The study found that declining energy prices in recent years have substantially reduced net revenues of all PJM’s nuclear resources. “As energy prices have fallen to their lowest levels in decades in 2020, we find it unlikely that any of the nuclear resources in PJM are covering their costs,” the study says.
“Although all of the forward energy prices are significantly higher than the prevailing prices in 2020, we find that it is unlikely the market revenues will be sufficient to allow any of the resources to be viable to remain in operation, with the possible exception of very lowest-cost resources.”
If the PJM markets evolve to better reflect the value of carbon emissions, the economic outlook for nuclear resources would improve since they emit no carbon dioxide, the study adds.
The Washington-based Nuclear Energy Institute lobby group said the study paints a dim picture for the financial viability of most of the nuclear resources in the PJM region, describing it as a “wakeup call”.
It said federally regulated energy markets do not properly value carbon-free energy and thus are pushing nuclear plants out. “Policymakers need to enact policies that properly value our largest source of carbon-free energy in order to have any hope of achieving a clean electricity sector and protecting the climate,” a statement said.

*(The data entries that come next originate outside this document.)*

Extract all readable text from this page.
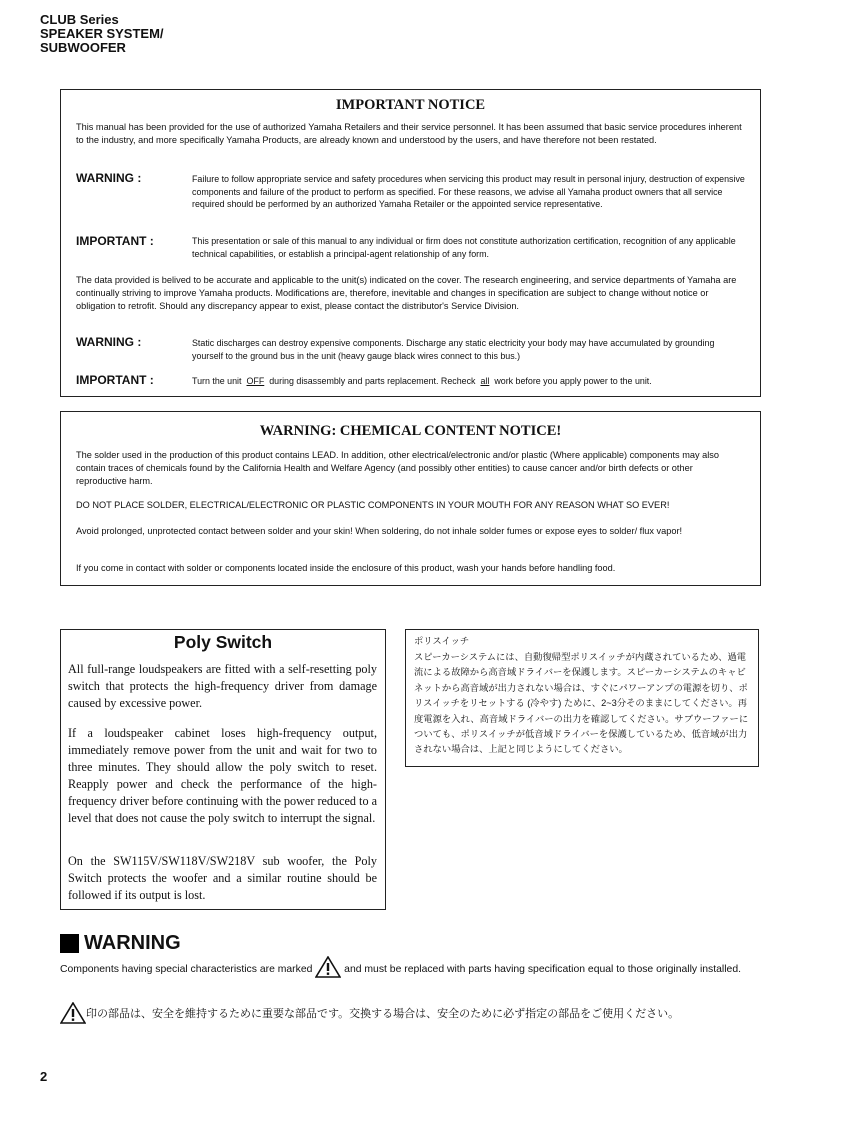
CLUB Series
SPEAKER SYSTEM/
SUBWOOFER
IMPORTANT NOTICE
This manual has been provided for the use of authorized Yamaha Retailers and their service personnel. It has been assumed that basic service procedures inherent to the industry, and more specifically Yamaha Products, are already known and understood by the users, and have therefore not been restated.
WARNING :	Failure to follow appropriate service and safety procedures when servicing this product may result in personal injury, destruction of expensive components and failure of the product to perform as specified. For these reasons, we advise all Yamaha product owners that all service required should be performed by an authorized Yamaha Retailer or the appointed service representative.
IMPORTANT :	This presentation or sale of this manual to any individual or firm does not constitute authorization certification, recognition of any applicable technical capabilities, or establish a principal-agent relationship of any form.
The data provided is belived to be accurate and applicable to the unit(s) indicated on the cover. The research engineering, and service departments of Yamaha are continually striving to improve Yamaha products. Modifications are, therefore, inevitable and changes in specification are subject to change without notice or obligation to retrofit. Should any discrepancy appear to exist, please contact the distributor's Service Division.
WARNING :	Static discharges can destroy expensive components. Discharge any static electricity your body may have accumulated by grounding yourself to the ground bus in the unit (heavy gauge black wires connect to this bus.)
IMPORTANT :	Turn the unit OFF during disassembly and parts replacement. Recheck all work before you apply power to the unit.
WARNING: CHEMICAL CONTENT NOTICE!
The solder used in the production of this product contains LEAD. In addition, other electrical/electronic and/or plastic (Where applicable) components may also contain traces of chemicals found by the California Health and Welfare Agency (and possibly other entities) to cause cancer and/or birth defects or other reproductive harm.
DO NOT PLACE SOLDER, ELECTRICAL/ELECTRONIC OR PLASTIC COMPONENTS IN YOUR MOUTH FOR ANY REASON WHAT SO EVER!
Avoid prolonged, unprotected contact between solder and your skin! When soldering, do not inhale solder fumes or expose eyes to solder/ flux vapor!
If you come in contact with solder or components located inside the enclosure of this product, wash your hands before handling food.
Poly Switch
All full-range loudspeakers are fitted with a self-resetting poly switch that protects the high-frequency driver from damage caused by excessive power.
If a loudspeaker cabinet loses high-frequency output, immediately remove power from the unit and wait for two to three minutes. They should allow the poly switch to reset. Reapply power and check the performance of the high-frequency driver before continuing with the power reduced to a level that does not cause the poly switch to interrupt the signal.
On the SW115V/SW118V/SW218V sub woofer, the Poly Switch protects the woofer and a similar routine should be followed if its output is lost.
ポリスイッチ
スピーカーシステムには、自動復帰型ポリスイッチが内蔵されているため、過電流による故障から高音域ドライバーを保護します。スピーカーシステムのキャビネットから高音域が出力されない場合は、すぐにパワーアンプの電源を切り、ポリスイッチをリセットする (冷やす) ために、2~3分そのままにしてください。再度電源を入れ、高音域ドライバーの出力を確認してください。サブウーファーについても、ポリスイッチが低音域ドライバーを保護しているため、低音域が出力されない場合は、上記と同じようにしてください。
WARNING
Components having special characteristics are marked	and must be replaced with parts having specification equal to those originally installed.
印の部品は、安全を維持するために重要な部品です。交換する場合は、安全のために必ず指定の部品をご使用ください。
2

Last week the Indian Point-3 nuclear plant was permanently shut down with operator Entergy saying one factor in the closure was sustained low current and projected wholesale energy prices that reduced revenues. Byron-1, Byron-2, Duane Arnold, Diablo Canyon-2, Diablo Canyon-2, Dresden-2, Dresden-3 and Palisades are also scheduled for closure by 2025.
Four plants have shut down since 2018. They are Indian Point-2, Three Mile Island-1, Pilgrim-1 and Oyster Creek.